Use of iron anomalous scattering with multiple models and data sets to identify and refine a weak molecular replacement solution: structure analysis of cytochrome c' from two bacterial species.

Abstract

The structure of cytochrome c' from two bacterial species, Alcaligenes sp and Alcaligenes denitrificans, have been determined from X-ray diffraction data to 3.0 A resolution using the anomalous scattering of the single Fe atom in each to identify and refine a weak molecular-replacement solution. Molecular-replacement studies, with the program AMORE, used two isomorphous data sets (from the two species), two independent search models (the cytochromes c' from Rhodospirillum molischianum and Rhodospirillum rubrum), both with and without side chains, and two different resolution ranges (10.0-4.0 and 15.0-3.5A) to generate a large number of potential solutions. No single solution stood out and none appeared consistently.
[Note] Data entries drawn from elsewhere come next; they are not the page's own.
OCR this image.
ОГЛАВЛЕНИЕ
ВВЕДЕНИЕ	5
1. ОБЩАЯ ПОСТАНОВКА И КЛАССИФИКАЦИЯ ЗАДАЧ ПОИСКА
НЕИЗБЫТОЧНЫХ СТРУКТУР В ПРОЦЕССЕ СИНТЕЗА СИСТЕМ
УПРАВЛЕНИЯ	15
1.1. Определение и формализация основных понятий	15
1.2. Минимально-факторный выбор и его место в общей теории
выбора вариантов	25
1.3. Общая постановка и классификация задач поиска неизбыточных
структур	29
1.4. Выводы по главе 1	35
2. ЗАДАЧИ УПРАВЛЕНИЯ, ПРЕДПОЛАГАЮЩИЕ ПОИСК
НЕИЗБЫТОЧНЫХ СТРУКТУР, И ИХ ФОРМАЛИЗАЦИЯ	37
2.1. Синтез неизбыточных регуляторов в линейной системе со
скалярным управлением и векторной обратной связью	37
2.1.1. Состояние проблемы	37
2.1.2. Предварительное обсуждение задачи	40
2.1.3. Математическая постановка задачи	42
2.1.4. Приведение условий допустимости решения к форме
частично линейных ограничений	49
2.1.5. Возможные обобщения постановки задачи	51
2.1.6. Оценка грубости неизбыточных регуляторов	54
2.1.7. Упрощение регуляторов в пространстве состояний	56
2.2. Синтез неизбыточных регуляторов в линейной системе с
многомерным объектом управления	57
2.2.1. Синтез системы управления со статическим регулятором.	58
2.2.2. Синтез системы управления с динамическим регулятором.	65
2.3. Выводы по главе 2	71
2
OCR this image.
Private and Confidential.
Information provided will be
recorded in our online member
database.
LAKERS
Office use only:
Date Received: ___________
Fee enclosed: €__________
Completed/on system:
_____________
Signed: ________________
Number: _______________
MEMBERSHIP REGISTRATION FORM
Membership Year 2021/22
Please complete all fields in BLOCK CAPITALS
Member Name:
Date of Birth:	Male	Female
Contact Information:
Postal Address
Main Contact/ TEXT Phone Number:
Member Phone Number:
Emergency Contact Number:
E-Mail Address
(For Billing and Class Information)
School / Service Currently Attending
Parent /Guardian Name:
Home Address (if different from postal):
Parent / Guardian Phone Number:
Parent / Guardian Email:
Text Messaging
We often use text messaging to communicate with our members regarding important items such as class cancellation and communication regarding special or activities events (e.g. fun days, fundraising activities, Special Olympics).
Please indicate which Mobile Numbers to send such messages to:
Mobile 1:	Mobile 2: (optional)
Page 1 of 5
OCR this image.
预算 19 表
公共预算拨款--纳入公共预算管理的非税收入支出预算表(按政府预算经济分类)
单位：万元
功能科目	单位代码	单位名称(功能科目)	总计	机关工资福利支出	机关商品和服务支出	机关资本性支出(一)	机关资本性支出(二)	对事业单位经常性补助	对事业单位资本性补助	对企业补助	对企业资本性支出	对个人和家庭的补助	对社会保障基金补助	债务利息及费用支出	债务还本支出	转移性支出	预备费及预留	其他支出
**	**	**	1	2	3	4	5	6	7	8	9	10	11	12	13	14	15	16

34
The Fe-atom position in each structure was then determined from its anomalous-scattering contribution and all molecular- replacement solutions were discarded which did not (i) place the Fe atom correctly and (ii) orient the molecule such that a crystallographic twofold axis generated a dimer like those of the two search models. Finally, electron-density maps phased solely by the Fe-atom anomalous scattering were calculated. As these were combined and subjected to solvent flattening and histogram matching (with the program SQUASH), correlation with the remaining molecular-replacement solutions identified one as correct and enabled it to be improved and subjected to preliminary refinement. The correctness of the solution is confirmed by parallel isomorphous-replacement studies.